Separación sin estar casados: ¿cómo es el proceso?

Separación

Las separaciones siempre son procesos complejos que implican una alta carga emotiva, especialmente cuando hay hijos de por medio, independientemente de si se trata de un matrimonio que atraviesa un divorcio o bien de una pareja que nunca contrajo nupcias, pero igualmente, formó una familia y desean seguir caminos separados.

En este sentido, es importante destacar que una separación con hijos sin estar casados implica, con respecto a derechos y deberes, las mismas responsabilidades que de una pareja que se divorcia. El proceso, en el caso de una pareja que se separa sin contraer matrimonio, pero tiene hijos en común, se denomina guarda y custodia o bien medidas paternofiliales.

Separación sin estar casados

El proceso de separación de una pareja que no está casada, pero sí tiene hijos en común es un poco más sencillo que el de un matrimonio que se divorcia, especialmente en lo que respecta a temas de propiedades. Sin embargo, en lo que se refiere a todo lo relacionado con el cuidado y bienestar de los hijos es, básicamente, igual.

La diferencia anterior, por supuesto, tiene un impacto importante en los costos de la separación, especialmente cuando la misma es de mutuo acuerdo. Una de las razones por las que resulta tan conveniente el mutuo acuerdo, además de la estabilidad emocional de los implicados, es la rapidez del proceso y por supuesto, el ahorro económico que ello implica.

De hecho, la pareja puede contratar los servicios del mismo abogado, que puede llegar a tener un costo estimado de apenas 150 euros por cada miembro de la pareja. Esta cifra, por supuesto, es mucho más baja que lo que implicaría un proceso judicial en donde no logran llegar a acuerdos satisfactorios, lo cual se puede elevar considerablemente. De allí que la planificación y hacer de lado, aunque sea difícil, las emociones, constituya uno de los mejores consejos antes de separarse.

Al igual que una pareja que se divorcia, todo lo relacionado con las medidas paternofiliales deben quedar reflejadas en un documento que se conoce como convenio regulador. En ese documento se debe expresar, con todo tipo de detalles, todo lo relacionado con la custodia de los hijos, visitas, horarios, responsabilidades económicas, hogar de los niños y demás aspectos esenciales para la estabilidad emocional y económica de los mismos.

De allí que la separación con hijos menores sin haber contraído matrimonio sea sumamente similar a un divorcio tradicional, al menos en lo que respecta a plazos, procedimientos, trámites y demás. En general, se trata de un procedimiento que ofrece, exactamente, las mismas garantías a los hijos de matrimonios que se separan.
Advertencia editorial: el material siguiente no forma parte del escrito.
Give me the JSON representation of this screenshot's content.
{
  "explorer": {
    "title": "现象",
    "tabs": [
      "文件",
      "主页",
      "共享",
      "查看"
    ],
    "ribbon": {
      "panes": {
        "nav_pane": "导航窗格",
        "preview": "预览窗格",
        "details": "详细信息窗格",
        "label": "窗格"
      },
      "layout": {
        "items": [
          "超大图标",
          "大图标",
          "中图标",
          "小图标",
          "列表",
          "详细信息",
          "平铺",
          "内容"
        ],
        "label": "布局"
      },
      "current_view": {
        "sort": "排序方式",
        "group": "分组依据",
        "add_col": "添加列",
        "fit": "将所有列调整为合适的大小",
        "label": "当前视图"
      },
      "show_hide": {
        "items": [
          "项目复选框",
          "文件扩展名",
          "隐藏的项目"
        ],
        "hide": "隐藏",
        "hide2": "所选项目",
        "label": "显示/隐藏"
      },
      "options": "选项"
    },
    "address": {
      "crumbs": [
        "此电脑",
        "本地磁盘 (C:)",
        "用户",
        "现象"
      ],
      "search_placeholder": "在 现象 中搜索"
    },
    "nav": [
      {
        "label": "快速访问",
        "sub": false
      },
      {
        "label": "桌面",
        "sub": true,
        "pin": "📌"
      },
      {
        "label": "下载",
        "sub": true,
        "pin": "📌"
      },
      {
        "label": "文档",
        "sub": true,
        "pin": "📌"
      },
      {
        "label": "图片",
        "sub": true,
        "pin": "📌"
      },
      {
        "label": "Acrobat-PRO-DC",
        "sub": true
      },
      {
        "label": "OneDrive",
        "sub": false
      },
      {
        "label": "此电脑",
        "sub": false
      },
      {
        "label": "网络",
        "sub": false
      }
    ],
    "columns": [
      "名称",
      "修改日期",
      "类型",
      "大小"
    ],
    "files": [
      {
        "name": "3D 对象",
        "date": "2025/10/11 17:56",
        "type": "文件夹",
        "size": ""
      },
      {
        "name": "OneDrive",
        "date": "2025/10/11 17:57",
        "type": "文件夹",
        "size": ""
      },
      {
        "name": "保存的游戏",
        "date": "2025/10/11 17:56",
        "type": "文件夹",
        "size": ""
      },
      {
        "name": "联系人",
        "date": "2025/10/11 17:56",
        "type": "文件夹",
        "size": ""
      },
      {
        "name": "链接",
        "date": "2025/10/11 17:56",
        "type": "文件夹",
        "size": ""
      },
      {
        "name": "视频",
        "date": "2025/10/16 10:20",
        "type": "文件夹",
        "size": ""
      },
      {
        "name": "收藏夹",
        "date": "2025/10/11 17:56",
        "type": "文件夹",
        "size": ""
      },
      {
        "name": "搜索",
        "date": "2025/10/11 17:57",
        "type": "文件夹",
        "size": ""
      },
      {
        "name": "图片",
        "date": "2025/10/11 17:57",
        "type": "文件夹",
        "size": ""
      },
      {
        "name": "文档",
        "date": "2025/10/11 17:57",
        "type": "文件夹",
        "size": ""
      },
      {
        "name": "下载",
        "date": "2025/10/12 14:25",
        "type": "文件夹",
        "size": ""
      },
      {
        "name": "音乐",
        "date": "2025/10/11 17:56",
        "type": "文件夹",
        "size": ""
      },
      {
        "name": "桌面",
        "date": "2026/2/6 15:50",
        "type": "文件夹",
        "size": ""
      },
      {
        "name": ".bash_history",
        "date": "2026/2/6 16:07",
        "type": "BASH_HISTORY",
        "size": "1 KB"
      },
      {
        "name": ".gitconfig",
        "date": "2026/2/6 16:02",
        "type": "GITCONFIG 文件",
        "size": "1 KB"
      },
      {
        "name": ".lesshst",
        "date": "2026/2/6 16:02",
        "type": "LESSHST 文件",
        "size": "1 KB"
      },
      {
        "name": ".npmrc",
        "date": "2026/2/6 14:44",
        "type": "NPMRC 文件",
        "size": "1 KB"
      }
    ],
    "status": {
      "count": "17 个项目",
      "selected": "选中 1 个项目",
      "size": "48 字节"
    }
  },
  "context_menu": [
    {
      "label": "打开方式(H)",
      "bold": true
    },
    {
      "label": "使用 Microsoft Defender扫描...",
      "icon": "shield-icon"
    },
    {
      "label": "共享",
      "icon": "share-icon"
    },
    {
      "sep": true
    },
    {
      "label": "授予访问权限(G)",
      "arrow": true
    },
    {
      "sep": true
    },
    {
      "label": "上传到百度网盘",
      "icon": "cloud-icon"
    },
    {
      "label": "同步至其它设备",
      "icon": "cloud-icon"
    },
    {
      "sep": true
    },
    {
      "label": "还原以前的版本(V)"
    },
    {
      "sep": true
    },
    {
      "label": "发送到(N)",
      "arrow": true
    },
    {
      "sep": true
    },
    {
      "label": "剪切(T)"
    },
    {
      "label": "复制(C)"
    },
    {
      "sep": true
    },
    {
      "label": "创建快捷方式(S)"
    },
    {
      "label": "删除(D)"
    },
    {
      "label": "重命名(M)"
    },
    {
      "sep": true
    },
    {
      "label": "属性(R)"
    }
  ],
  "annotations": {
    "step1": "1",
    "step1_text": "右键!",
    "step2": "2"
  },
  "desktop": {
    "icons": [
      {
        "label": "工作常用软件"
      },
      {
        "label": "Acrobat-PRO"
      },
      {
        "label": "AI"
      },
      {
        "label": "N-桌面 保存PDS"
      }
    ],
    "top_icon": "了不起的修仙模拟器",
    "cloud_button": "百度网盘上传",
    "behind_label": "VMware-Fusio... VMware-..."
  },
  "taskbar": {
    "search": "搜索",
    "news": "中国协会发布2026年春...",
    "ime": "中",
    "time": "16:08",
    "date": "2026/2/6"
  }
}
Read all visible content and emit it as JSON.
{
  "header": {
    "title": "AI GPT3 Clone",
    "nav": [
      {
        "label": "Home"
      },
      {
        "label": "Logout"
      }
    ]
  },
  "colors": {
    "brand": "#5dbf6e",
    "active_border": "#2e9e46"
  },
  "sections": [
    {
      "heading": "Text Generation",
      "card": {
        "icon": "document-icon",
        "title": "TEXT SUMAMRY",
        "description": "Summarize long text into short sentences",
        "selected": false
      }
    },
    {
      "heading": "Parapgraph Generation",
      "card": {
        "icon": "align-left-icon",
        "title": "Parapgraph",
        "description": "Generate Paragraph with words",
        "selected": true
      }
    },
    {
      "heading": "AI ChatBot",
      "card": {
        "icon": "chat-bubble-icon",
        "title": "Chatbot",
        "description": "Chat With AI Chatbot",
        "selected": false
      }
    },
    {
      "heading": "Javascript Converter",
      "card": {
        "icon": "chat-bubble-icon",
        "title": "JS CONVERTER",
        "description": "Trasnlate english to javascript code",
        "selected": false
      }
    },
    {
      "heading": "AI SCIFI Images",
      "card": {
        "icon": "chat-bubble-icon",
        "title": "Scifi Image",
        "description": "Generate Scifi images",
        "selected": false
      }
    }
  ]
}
Dudas antes de la separación

Por otro lado, otra de las dudas más comunes que surgen cuando existe el deseo de separarse es “si me separo no tengo donde ir”. Si bien ya se trata de una cuestión mucho más personal que debe ser analizada antes de tomar una determinada decisión, lo ideal, por supuesto, es que haya cierta independencia económica. Sin embargo, dependiendo de la situación, a veces es posible optar por lo que se conoce como una pensión compensatoria, siempre y cuando exista un importante desequilibrio económico.

El objetivo, por supuesto, es encontrar una solución porque no es ideal que una pareja que ya no se lleva bien, continúe compartiendo el mismo techo porque, generalmente, ello tiene un impacto sumamente negativo en la salud mental y emocional de cada uno de los implicados, muy especialmente en los hijos que viven bajo ese ambiente de tensión y problemas de forma constante.

Sin lugar a dudas, las principales dudas que surgen al momento de plantearse un divorcio es la estabilidad de vivienda, la carga económica y, por supuesto, todo lo relacionado con los hijos. De allí la importancia de contratar los servicios de abogados especializados en el área antes de tomar una decisión porque puede ayudar a despejar muchas dudas. Así mismo, hacer un esfuerzo por llegar a acuerdos es lo más recomendable para evitar tener que llegar a tribunales, lo que traduce en un costo mucho más elevado, largos tiempos de espera para la resolución y una mayor carga emocional.